Technical information
- Class: B
- Power: 50,000 watts
- Transmitter coordinates: 53°22′7″N 113°19′5″W﻿ / ﻿53.36861°N 113.31806°W

= CHQT =

Canadian radio station (1965–2024)

CHQT was an AM radio station in Edmonton, Alberta. Owned by Corus Entertainment, the station first launched in August 1965. In June 2008, after having broadcast various music-based formats, CHQT flipped to an all-news format as a counterpart to sister news/talk station CHED.

In June 2024, CHQT was closed by owner Corus Entertainment as a part of company-wide cuts, and began to simulcast CHED for a transitional period. CHED's programming and call letters were permanently moved to CHQT's signal on October 9, 2024, with Corus citing its better coverage (while they both broadcast at the same power, CHQT was non-directional in the daytime unlike CHED, which used a directional antenna at all times).

== History ==
The station signed on August 19, 1965 on 1110 kHz, with 10,000 watts power. It originally broadcast a Middle of the road format. In 1979, CHQT started using 50,000 watts power. In 1986, the station changed frequency to 880 kHz as it was sold to Monarch Broadcasting, Ltd.

In July 2000, Shaw Broadcasting sold the station to Corus Entertainment. In June 2001, CHQT flipped to oldies as Cool 880. In October 2003, the station briefly flipped to a variety hits format as 880 Joe AM. The format moved to sister station CKNG-FM as 92.5 Joe FM on January 13, 2004, after which CHQT reverted to oldies; it is likely CHQT flipped to the format merely as a placeholder while CKNG prepared for their flip to avoid a rival company preemptively making any similar move.

On May 20, 2008, CHQT re-launched as an all-news station, branded as iNews 880, complementing sister talk radio station CHED. On May 29, 2018, the station re-branded as Global News Radio 880 Edmonton, as part of an ongoing rebranding of Corus's news/talk radio stations to create synergies with Global News television programming. As part of the rebranding, the station added an audio simulcast of Global Edmonton's Global News Hour at 6. An audio simulcast of Global News at Noon was added as of March 2019. As of July 2020, an audio-only rebroadcast of Global National aired on CHQT at 7 p.m., following the News Hour simulcast.
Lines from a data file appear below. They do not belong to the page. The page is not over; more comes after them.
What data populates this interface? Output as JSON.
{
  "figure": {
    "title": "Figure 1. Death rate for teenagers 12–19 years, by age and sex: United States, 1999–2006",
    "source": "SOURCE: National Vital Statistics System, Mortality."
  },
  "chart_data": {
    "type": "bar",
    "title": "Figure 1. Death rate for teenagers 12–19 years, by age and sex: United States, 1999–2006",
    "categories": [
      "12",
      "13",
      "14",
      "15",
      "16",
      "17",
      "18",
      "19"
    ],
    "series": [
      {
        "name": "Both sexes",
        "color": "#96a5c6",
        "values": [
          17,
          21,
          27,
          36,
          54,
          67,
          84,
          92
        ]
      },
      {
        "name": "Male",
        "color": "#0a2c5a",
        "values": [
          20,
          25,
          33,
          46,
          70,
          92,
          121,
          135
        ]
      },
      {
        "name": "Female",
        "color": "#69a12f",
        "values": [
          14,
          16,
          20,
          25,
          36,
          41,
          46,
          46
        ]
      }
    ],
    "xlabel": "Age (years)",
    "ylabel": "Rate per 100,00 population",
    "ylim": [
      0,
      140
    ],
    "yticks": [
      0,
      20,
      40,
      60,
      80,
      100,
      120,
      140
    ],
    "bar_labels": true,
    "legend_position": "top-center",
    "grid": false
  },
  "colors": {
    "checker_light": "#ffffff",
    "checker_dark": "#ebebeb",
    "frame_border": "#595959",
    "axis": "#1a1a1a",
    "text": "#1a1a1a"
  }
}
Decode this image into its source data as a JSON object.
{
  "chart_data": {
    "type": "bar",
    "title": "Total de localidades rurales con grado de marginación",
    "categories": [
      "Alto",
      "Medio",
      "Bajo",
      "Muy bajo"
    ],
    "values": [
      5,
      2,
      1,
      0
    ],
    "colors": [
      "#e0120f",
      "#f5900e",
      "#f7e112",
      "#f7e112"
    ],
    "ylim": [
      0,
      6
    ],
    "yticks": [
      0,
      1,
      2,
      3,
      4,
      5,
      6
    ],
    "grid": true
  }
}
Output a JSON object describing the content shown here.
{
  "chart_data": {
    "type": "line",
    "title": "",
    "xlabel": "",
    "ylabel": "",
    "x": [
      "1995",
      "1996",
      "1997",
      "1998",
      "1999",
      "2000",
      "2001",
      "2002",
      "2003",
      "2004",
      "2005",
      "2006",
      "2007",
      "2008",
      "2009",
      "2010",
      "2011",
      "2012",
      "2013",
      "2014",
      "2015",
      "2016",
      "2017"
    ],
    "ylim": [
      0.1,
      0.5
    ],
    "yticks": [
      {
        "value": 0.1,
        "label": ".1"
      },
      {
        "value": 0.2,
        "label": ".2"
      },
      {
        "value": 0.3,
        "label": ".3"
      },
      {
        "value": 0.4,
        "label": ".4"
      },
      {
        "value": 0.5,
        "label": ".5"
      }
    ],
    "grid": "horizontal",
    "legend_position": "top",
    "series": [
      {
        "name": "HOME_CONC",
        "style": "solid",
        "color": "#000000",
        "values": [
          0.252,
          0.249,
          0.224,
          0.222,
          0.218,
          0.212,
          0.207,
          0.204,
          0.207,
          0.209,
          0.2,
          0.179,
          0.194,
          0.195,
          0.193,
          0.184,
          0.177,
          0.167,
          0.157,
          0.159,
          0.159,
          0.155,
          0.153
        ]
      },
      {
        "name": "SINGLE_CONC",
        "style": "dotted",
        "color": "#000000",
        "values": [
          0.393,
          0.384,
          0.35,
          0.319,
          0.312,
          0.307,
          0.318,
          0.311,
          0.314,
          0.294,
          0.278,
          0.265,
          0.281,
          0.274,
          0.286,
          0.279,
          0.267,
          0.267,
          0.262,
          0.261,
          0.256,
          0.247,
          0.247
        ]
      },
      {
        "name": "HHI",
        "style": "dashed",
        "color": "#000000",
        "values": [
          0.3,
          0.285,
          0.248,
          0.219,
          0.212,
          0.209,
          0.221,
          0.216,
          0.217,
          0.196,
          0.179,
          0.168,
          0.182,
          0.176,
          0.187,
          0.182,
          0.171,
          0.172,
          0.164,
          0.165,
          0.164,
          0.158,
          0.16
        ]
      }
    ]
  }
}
On June 26, 2024, as part of cuts by Corus, CHQT discontinued its all-news format and began simulcasting with CHED. At the time, Corus stated that the simulcast was an interim measure, and that it would ultimately only operate one news-talk AM station in Edmonton. In August 2024, Corus announced that CHQT would close, and that CHED's branding and programming would move permanently to the 880 signal on October 9, 2024. Corus stated that CHQT's signal had better coverage than that of CHED; while both stations operated at a power of 50 kilowatts, the 880 AM transmitter is non-directional during the day whereas 630 was directional at all times. The 630 AM license was formally revoked by the CRTC on January 17, 2025, and its transmitter site will be sold.